The British skipper, Alex Thomson is also a keen supporter of preparing mentally for racing. For him this “mental preparation is as important as the physical preparation with the aim of enhancing my performance as much as possible.” Alex works on that with Ken Way, who has been the coach for many champions in various sports and in particular, surprised everyone by helping Leicester FC take the English Premiership last season. Alex has been practising using mental images with him to try to see how to cope with what is going on or a situation (which is what skiers do too before starting or pole-vaulters before jumping). This is a useful technique to deal with stress and control adrenalin levels. This could come in handy too in helping the skippers get some rest in the tricky conditions they are likely to experience in the Southern Ocean.
Better identify one’s goals
Mental preparation, as all the skippers we asked told us, also helps you identify your goals, which are bound to be very different, if you aim to win the Vendée Globe or “simply” want to complete the round the world race. Eric Bellion has been working with a coach for three years and says he felt the benefit, particularly in terms of his confidence, when he raced in the double-handed transatlantic race. In his opinion, “the mental aspect is for most people something innate. You have either got it or you haven’t. But really it is something you can work on just as you do with other aspects of your performance.”

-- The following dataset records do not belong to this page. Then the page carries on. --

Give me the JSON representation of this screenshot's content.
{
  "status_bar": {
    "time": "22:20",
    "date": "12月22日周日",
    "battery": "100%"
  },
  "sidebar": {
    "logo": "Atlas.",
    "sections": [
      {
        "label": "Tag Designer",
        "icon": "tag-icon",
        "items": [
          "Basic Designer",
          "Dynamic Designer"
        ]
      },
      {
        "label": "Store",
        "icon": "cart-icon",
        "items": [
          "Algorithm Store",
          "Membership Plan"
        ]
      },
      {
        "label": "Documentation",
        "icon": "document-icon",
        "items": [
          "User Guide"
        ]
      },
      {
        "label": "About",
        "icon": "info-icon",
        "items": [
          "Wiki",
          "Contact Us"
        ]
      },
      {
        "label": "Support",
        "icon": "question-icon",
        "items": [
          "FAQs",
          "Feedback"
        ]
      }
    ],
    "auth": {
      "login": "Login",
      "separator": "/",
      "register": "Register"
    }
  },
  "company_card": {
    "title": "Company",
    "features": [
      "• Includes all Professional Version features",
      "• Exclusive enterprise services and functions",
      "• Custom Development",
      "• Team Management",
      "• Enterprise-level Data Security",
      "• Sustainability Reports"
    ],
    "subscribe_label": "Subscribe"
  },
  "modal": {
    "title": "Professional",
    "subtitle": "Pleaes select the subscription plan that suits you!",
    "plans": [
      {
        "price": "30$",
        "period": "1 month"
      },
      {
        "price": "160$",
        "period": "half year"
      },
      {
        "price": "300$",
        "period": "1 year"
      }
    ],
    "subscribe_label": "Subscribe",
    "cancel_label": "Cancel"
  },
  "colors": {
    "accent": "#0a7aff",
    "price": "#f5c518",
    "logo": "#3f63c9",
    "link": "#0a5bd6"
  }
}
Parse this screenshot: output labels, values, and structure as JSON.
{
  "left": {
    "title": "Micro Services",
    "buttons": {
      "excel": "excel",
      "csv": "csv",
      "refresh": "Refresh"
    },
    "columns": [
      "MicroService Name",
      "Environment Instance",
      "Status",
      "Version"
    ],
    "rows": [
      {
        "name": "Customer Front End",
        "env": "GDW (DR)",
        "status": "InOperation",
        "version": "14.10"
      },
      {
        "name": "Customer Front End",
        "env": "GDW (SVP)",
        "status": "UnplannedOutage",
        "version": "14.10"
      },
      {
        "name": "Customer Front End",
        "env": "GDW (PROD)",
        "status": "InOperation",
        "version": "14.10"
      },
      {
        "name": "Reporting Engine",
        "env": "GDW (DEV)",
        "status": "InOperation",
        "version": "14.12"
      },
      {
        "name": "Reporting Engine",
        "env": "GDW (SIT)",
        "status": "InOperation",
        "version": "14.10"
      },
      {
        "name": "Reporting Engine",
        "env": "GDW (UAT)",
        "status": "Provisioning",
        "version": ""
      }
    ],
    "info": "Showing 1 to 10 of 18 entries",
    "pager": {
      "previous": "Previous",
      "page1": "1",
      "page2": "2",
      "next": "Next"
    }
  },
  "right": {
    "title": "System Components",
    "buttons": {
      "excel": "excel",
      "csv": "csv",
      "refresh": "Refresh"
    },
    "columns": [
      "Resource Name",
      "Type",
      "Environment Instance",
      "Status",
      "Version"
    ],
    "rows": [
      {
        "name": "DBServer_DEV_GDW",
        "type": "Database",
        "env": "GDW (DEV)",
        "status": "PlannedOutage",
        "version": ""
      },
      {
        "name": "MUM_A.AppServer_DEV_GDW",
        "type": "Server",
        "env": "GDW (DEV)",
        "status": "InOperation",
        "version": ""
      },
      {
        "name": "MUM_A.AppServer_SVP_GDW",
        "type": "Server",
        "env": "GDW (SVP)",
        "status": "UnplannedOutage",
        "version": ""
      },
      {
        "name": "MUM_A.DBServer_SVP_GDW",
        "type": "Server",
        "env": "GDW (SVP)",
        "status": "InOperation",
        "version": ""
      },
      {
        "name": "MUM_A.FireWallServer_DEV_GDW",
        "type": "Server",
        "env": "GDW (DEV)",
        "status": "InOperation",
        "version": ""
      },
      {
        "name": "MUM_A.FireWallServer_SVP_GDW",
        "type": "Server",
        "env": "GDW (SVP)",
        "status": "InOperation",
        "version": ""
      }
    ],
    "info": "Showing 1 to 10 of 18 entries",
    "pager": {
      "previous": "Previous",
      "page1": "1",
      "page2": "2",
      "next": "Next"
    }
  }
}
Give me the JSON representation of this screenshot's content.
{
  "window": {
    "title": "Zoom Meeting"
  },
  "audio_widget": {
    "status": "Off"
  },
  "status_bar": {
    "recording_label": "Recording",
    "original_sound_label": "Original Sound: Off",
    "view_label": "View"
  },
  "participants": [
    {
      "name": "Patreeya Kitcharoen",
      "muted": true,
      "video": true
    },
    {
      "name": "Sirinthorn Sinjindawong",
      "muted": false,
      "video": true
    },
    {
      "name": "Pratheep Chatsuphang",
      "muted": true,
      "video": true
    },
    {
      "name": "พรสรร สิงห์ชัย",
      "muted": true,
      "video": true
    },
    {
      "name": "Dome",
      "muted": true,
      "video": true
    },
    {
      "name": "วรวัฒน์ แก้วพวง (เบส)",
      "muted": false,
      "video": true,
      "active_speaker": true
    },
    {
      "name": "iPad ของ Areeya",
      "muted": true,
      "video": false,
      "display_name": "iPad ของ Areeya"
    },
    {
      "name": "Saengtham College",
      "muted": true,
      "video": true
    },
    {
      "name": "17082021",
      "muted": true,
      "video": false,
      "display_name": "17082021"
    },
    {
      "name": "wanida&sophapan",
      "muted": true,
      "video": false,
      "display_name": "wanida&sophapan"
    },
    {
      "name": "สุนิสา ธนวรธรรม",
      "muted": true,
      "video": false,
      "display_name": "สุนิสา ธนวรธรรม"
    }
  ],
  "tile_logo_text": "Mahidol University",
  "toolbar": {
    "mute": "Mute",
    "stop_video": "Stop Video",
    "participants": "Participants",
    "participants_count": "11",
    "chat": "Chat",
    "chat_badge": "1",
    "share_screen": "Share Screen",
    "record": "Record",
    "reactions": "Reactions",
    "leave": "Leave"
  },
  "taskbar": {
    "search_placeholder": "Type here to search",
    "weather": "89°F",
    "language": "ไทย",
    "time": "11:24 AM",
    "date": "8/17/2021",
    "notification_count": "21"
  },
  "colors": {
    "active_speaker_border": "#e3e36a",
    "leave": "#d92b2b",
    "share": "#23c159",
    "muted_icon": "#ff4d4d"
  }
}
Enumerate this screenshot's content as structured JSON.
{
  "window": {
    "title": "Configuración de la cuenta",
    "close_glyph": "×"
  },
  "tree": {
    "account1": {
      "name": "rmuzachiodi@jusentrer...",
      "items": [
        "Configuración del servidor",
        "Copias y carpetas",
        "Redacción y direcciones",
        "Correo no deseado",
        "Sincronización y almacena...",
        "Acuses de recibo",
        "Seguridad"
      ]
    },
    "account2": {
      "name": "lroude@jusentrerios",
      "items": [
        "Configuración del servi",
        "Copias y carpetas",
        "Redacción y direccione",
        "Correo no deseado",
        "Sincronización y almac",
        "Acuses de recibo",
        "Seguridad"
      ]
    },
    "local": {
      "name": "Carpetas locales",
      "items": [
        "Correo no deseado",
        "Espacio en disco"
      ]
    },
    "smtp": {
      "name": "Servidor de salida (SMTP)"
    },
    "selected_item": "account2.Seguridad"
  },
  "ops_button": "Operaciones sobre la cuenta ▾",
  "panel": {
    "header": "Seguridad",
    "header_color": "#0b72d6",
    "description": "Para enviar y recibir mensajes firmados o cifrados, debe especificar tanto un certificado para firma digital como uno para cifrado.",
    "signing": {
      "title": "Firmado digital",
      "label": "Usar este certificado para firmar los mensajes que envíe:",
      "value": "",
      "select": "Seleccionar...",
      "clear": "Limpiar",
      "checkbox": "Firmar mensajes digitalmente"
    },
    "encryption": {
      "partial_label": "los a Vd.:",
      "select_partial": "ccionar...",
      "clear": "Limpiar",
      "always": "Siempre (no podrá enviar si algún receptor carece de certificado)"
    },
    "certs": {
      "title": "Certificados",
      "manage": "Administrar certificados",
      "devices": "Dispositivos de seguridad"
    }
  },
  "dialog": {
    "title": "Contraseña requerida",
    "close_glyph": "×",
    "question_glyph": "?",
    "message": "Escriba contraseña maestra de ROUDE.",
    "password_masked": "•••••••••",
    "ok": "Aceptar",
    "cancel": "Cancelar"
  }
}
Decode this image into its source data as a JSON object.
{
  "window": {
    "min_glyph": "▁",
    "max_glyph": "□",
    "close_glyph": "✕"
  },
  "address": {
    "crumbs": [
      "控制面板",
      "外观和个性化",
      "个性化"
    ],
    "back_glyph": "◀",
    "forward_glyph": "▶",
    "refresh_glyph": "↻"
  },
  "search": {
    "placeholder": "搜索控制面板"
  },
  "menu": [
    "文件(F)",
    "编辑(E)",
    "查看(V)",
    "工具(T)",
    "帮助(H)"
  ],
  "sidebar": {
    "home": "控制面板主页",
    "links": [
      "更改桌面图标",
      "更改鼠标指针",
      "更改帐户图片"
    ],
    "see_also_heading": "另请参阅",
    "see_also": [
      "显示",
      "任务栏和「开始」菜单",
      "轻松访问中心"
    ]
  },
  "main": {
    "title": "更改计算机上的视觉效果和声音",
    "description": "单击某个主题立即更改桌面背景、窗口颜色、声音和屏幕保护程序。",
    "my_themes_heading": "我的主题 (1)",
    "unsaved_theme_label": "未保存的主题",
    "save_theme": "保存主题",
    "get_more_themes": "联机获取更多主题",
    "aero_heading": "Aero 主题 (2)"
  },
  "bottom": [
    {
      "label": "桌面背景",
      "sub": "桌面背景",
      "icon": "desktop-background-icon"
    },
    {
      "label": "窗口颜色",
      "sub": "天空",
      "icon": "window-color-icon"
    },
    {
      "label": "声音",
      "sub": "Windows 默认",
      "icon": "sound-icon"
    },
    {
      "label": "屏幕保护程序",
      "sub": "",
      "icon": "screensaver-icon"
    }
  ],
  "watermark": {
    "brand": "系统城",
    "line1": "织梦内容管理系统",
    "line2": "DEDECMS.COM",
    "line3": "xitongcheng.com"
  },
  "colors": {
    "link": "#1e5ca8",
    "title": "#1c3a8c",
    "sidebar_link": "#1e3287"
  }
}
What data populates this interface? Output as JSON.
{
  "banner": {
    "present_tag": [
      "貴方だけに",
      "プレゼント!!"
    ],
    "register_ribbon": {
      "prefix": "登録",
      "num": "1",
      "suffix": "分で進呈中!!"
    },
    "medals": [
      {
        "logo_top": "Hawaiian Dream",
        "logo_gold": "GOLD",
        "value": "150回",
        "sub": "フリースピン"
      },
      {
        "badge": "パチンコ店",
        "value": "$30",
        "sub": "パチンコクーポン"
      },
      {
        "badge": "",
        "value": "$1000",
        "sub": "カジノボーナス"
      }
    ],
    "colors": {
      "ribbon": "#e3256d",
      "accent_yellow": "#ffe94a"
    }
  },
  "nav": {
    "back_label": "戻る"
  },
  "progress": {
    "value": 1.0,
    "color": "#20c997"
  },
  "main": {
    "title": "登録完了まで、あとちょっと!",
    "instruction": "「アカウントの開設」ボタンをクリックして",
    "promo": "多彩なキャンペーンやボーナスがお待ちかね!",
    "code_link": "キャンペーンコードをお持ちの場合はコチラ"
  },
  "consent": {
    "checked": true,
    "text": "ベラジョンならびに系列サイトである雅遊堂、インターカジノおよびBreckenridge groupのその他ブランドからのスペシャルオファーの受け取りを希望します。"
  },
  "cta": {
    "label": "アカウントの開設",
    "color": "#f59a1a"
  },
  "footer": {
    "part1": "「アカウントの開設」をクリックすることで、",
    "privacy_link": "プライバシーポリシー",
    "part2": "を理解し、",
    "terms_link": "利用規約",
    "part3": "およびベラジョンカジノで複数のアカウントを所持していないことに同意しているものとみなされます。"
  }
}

In fact, sometimes, the difference between physical and mental preparation is not that big. For some, pushing hard physically is also a form of mental preparation. Jérémie Beyou explains that he has been talking things over with a psychologist to be able to set sail “in the Vendée Globe with a clear mind and able to control my own stress levels,” but this has not been a long-term preparation for him. He finds his mental strengths come from his physical performance. That was confirmed by his sporting coach, Stéphane Eliot. “Pushing back your limits is at the heart of the physical preparation I get Jérémie to do. That’s how we do the mental preparation he needs. I push him hard in each session, telling him to keep focused, whatever happens. I get him to do some little exercises, which are very simple at the start of the session, but become increasingly difficult as he gets tired. In this way, he learns how to push hard, while remaining clear-headed.”